Why Your Church Needs a Dr. Oz

Fitness programs like the one launched at Rick Warren’s Saddleback Church rightfully teach us that exercise and healthy eating are not spiritually ‘neutral.’

Her.meneutics February 15, 2011

Where do you exercise? Your basement? Your backyard? Your gym? Your church?

Browsing the list of weekly programs offered at Rick Warren’s Saddleback Church, fitness classes and weight-loss support groups are now listed alongside baptism and leadership training classes.

Warren made headlines last month when he announced his New Year’s resolution: to lose a whopping 90 pounds in 2011. Warren is certainly not alone in his goal: Every January, millions of people pledge to lose weight, get in shape, and eat healthier, and evangelical Christians have long used Christ-based fitness programs, like Gwen Shamblin’s The Weigh Down Diet and Jordan Rubin’s The Maker’s Diet, in their personal routines.

What make Warren’s announcement headline-worthy was the significant commitment of his church’s time and resources to pursuing health and fitness, in the form of what he calls “the Daniel Plan: God’s Prescription for Your Health.” Developed specifically for Saddleback by Dr. Daniel Amen, Dr. Mark Hyman, and Dr. Mehmet Oz (Oprah’s health guru), the Daniel Plan, Warren says, is a “healthy lifestyle program including a six-week small group study, an online profile you will create on this Website that will help you track your progress, monthly Webcasts with me interviewing leading health experts, an optional healthy choice menu, and new outdoor fitness equipment set-up on the Lake Forest campus.”

When Rick Warren decides to do something public, it becomes a big deal. Over 6,000 people attended the kick-off event, which featured speakers Amen, Hyman, and Oz (all of which are advisers to the program), and thousands more watched at the church’s satellite campuses and online. The church has evangelistic hopes in mind. “This is God’s prescription for your health,” Warren told The Orange County Register. “This is the greatest opportunity for you to introduce friends to Saddleback Church through a non-threatening event.”

As Saddleback focuses its energies on physical fitness, I have as well—and have come to believe that a focused diet and fitness plan can drastically reshape our spiritual lives.

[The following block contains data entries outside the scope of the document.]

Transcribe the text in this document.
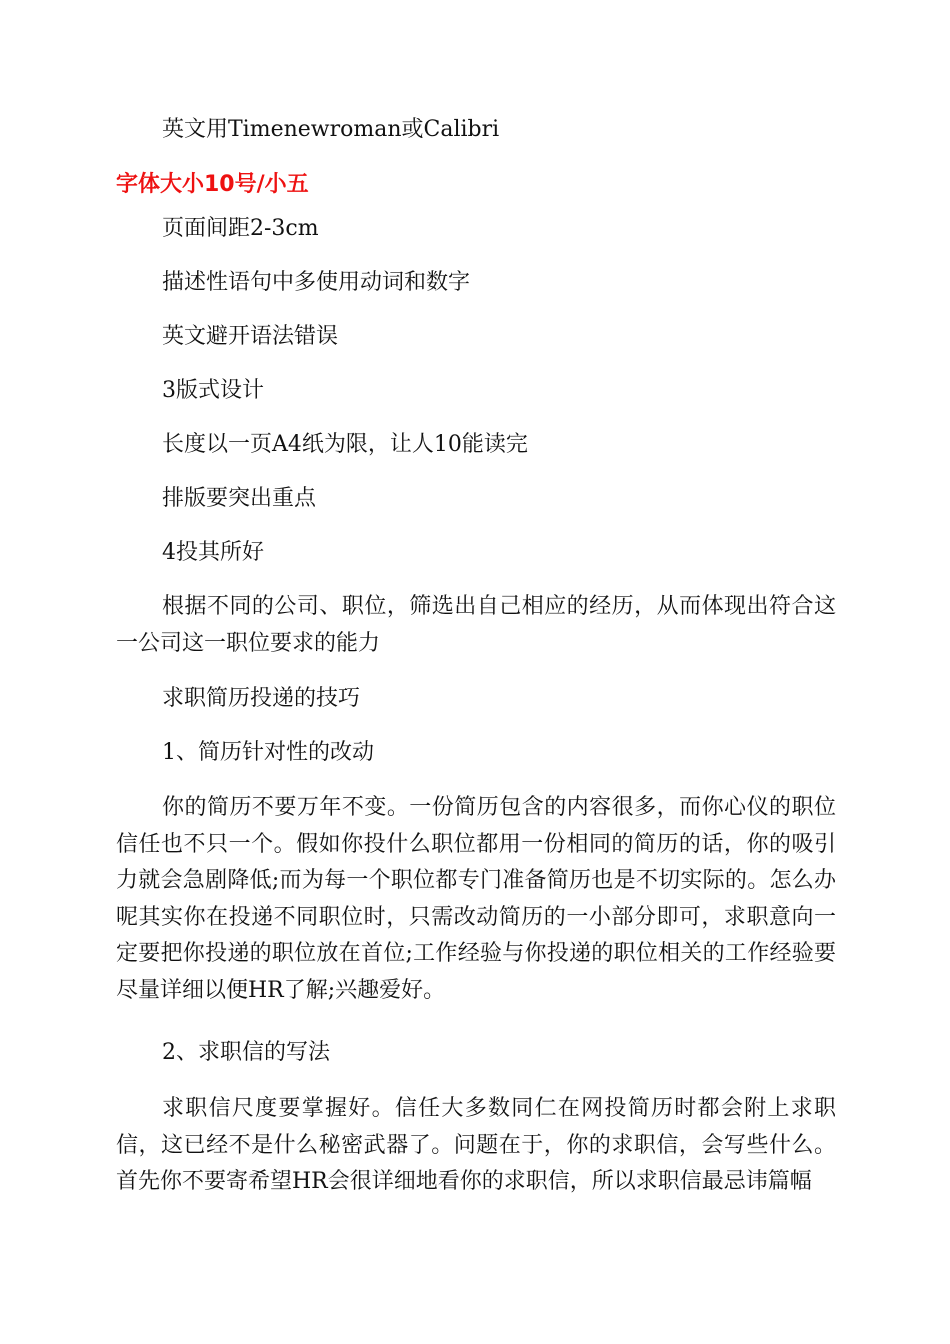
英文用Timenewroman或Calibri
字体大小10号/小五
页面间距2-3cm
描述性语句中多使用动词和数字
英文避开语法错误
3版式设计
长度以一页A4纸为限，让人10能读完
排版要突出重点
4投其所好
根据不同的公司、职位，筛选出自己相应的经历，从而体现出符合这一公司这一职位要求的能力
求职简历投递的技巧
1、简历针对性的改动
你的简历不要万年不变。一份简历包含的内容很多，而你心仪的职位信任也不只一个。假如你投什么职位都用一份相同的简历的话，你的吸引力就会急剧降低;而为每一个职位都专门准备简历也是不切实际的。怎么办呢其实你在投递不同职位时，只需改动简历的一小部分即可，求职意向一定要把你投递的职位放在首位;工作经验与你投递的职位相关的工作经验要尽量详细以便HR了解;兴趣爱好。
2、求职信的写法
求职信尺度要掌握好。信任大多数同仁在网投简历时都会附上求职信，这已经不是什么秘密武器了。问题在于，你的求职信，会写些什么。首先你不要寄希望HR会很详细地看你的求职信，所以求职信最忌讳篇幅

If you’re anything like me, you think about food a lot during the day: whether or not you’re hungry, what you’re going to eat for dinner, what you need to buy at the grocery store. My thoughts are dominated by food, but I had never really thought of this as a spiritual issue. Out of physical necessity, food is part of our daily routines. Because of this, to think of food as a “neutral” human activity, one that God doesn’t care about one way or another, is to create a dangerous divide that removes God from a significant portion of our lives. And his presence makes this part of our lives fuller and gives us purpose, connecting us to his purpose and creativity in coming to more fully understand the unique ways God created us to enjoy every kind of food.

Though not all of us may “feel God’s pleasure” when we run or spend time on the elliptical, the act of exercise can strengthen our understanding of our bodies as God’s creations. I’ve never been an exerciser—much less a runner—but when I feel my muscles burn, I am reminded that God has created me with the ability to do more than I can right now, and that to strive toward that goal is a way to more fully pursue all that God has intended for me. The same is true with food. For all the complex rules and plans marketed in the multibillion-dollar diet industry, weight loss can really be broken down to one rule: eat less calories. You could lose weight eating nothing but potato chips, as long as you consumed fewer calories than you burned.

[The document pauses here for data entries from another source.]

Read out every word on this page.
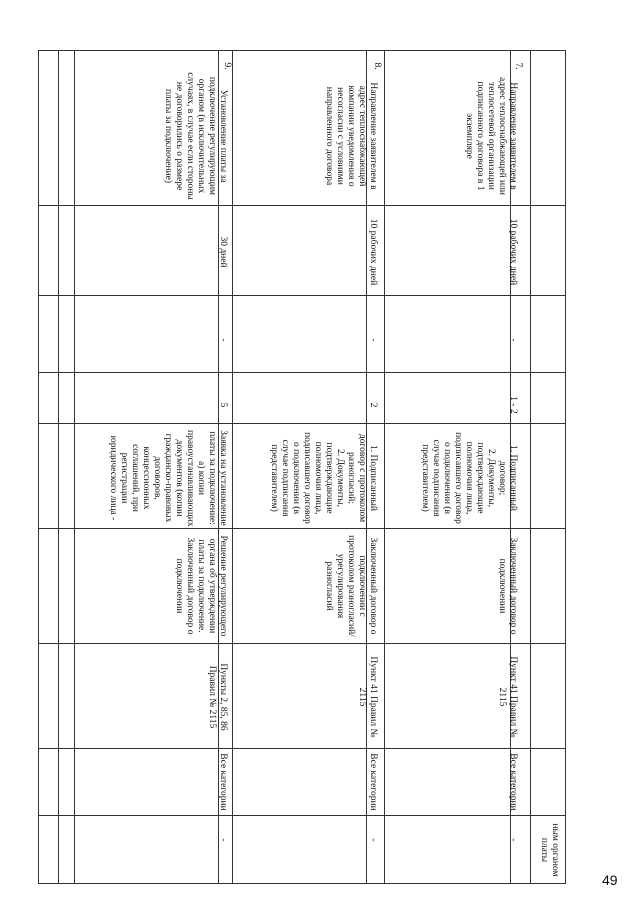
ным органом платы
7.
Направление заявителем в адрес теплоснабжающей или теплосетевой организации подписанного договора в 1 экземпляре
10 рабочих дней
-
1 - 2
1. Подписанный договор;
2. Документы, подтверждающие полномочия лица, подписавшего договор о подключении (в случае подписания представителем)
Заключенный договор о подключении
Пункт 41 Правил № 2115
Все категории
-
8.
Направление заявителем в адрес теплоснабжающей компании уведомления о несогласии с условиями направленного договора
10 рабочих дней
-
2
1. Подписанный договор с протоколом разногласий;
2. Документы, подтверждающие полномочия лица, подписавшего договор о подключении (в случае подписания представителем)
Заключенный договор о подключении с протоколом разногласий/урегулирования разногласий
Пункт 41 Правил № 2115
Все категории
-
9.
Установление платы за подключение регулирующим органом (в исключительных случаях, в случае если стороны не договорились о размере платы за подключение)
30 дней
-
5
Заявка на установление платы за подключение:
а) копии правоустанавливающих документов (копии гражданско-правовых договоров, концессионных соглашений, при регистрации юридического лица -
Решение регулирующего органа об утверждении платы за подключение.
Заключенный договор о подключении
Пункты 2, 85, 86 Правил № 2115
Все категории
-
49
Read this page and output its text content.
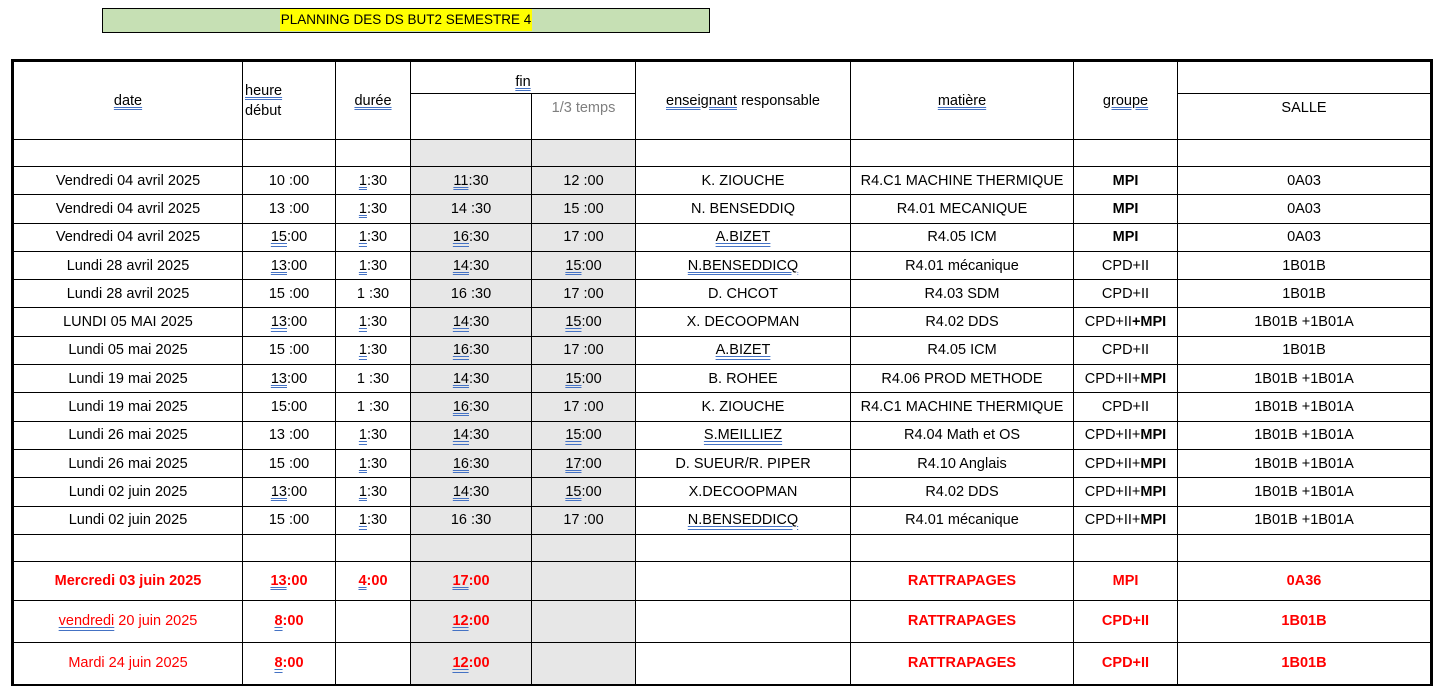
PLANNING DES DS BUT2 SEMESTRE 4
date	heure
début	durée	fin		enseignant responsable	matière	groupe	
				1/3 temps				SALLE

Vendredi 04 avril 2025	10 :00	1:30	11:30	12 :00	K. ZIOUCHE	R4.C1 MACHINE THERMIQUE	MPI	0A03
Vendredi 04 avril 2025	13 :00	1:30	14 :30	15 :00	N. BENSEDDIQ	R4.01 MECANIQUE	MPI	0A03
Vendredi 04 avril 2025	15:00	1:30	16:30	17 :00	A.BIZET	R4.05 ICM	MPI	0A03
Lundi 28 avril 2025	13:00	1:30	14:30	15:00	N.BENSEDDICQ	R4.01 mécanique	CPD+II	1B01B
Lundi 28 avril 2025	15 :00	1 :30	16 :30	17 :00	D. CHCOT	R4.03 SDM	CPD+II	1B01B
LUNDI 05 MAI 2025	13:00	1:30	14:30	15:00	X. DECOOPMAN	R4.02 DDS	CPD+II+MPI	1B01B +1B01A
Lundi 05 mai 2025	15 :00	1:30	16:30	17 :00	A.BIZET	R4.05 ICM	CPD+II	1B01B
Lundi 19 mai 2025	13:00	1 :30	14:30	15:00	B. ROHEE	R4.06 PROD METHODE	CPD+II+MPI	1B01B +1B01A
Lundi 19 mai 2025	15:00	1 :30	16:30	17 :00	K. ZIOUCHE	R4.C1 MACHINE THERMIQUE	CPD+II	1B01B +1B01A
Lundi 26 mai 2025	13 :00	1:30	14:30	15:00	S.MEILLIEZ	R4.04 Math et OS	CPD+II+MPI	1B01B +1B01A
Lundi 26 mai 2025	15 :00	1:30	16:30	17:00	D. SUEUR/R. PIPER	R4.10 Anglais	CPD+II+MPI	1B01B +1B01A
Lundi 02 juin 2025	13:00	1:30	14:30	15:00	X.DECOOPMAN	R4.02 DDS	CPD+II+MPI	1B01B +1B01A
Lundi 02 juin 2025	15 :00	1:30	16 :30	17 :00	N.BENSEDDICQ	R4.01 mécanique	CPD+II+MPI	1B01B +1B01A

Mercredi 03 juin 2025	13:00	4:00	17:00			RATTRAPAGES	MPI	0A36
vendredi 20 juin 2025	8:00		12:00			RATTRAPAGES	CPD+II	1B01B
Mardi 24 juin 2025	8:00		12:00			RATTRAPAGES	CPD+II	1B01B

But this is not what a Christian vision of health looks like. As I’ve begun learning more about health and nutrition (with the help of two recent Christianity Today cover stories) I do my best to fill my body with nutritious, natural foods that help my body function better. This is a new way of thinking for me. Before, food was all about pleasure. As long as it tasted good, I had little concern for how it might affect my body. This seems like such an obvious idea, but I have to believe I’m not the only one who has allowed myself to settle for this low view of food and my body. And this is not how God has called us to live! By eating foods that allow our bodies to best perform the functions for which God created them, we glorify him as best we can (1 Cor. 10:31). For me, this attitude spills over into every area of my spiritual life. Once I let go of the idea that life is about pursuing tangible pleasures, I learned to focus on the great intentions God has for my life rather than the realities I often settle for.

By bringing this whole process into the context of the local church, Saddleback has enriched these experiences by encouraging their community to expand the meaning of living life together. Too often the Christians who do decide to pursue healthy living and eating do so independently, either because they don’t want to admit their issues with food (and so many of us have them) or don’t want others to feel judged for their own choices. But as a result, it’s not getting talked about, and we’re closing off a large part of our lives that does, in fact, have spiritual implications from the people God has placed in our lives to offer support. Any effort to more fully live life together is one worth pursuing.

This doesn’t mean every Christian should embark on a rigorous diet or an ambitious exercise program. But to pursue more fully what it means to be God’s physical creations, to submit our daily choices to his will, and to share together in these pursuits—surely this is something closer to a healthy understanding of health and fitness as they could be and should be in the life of the church.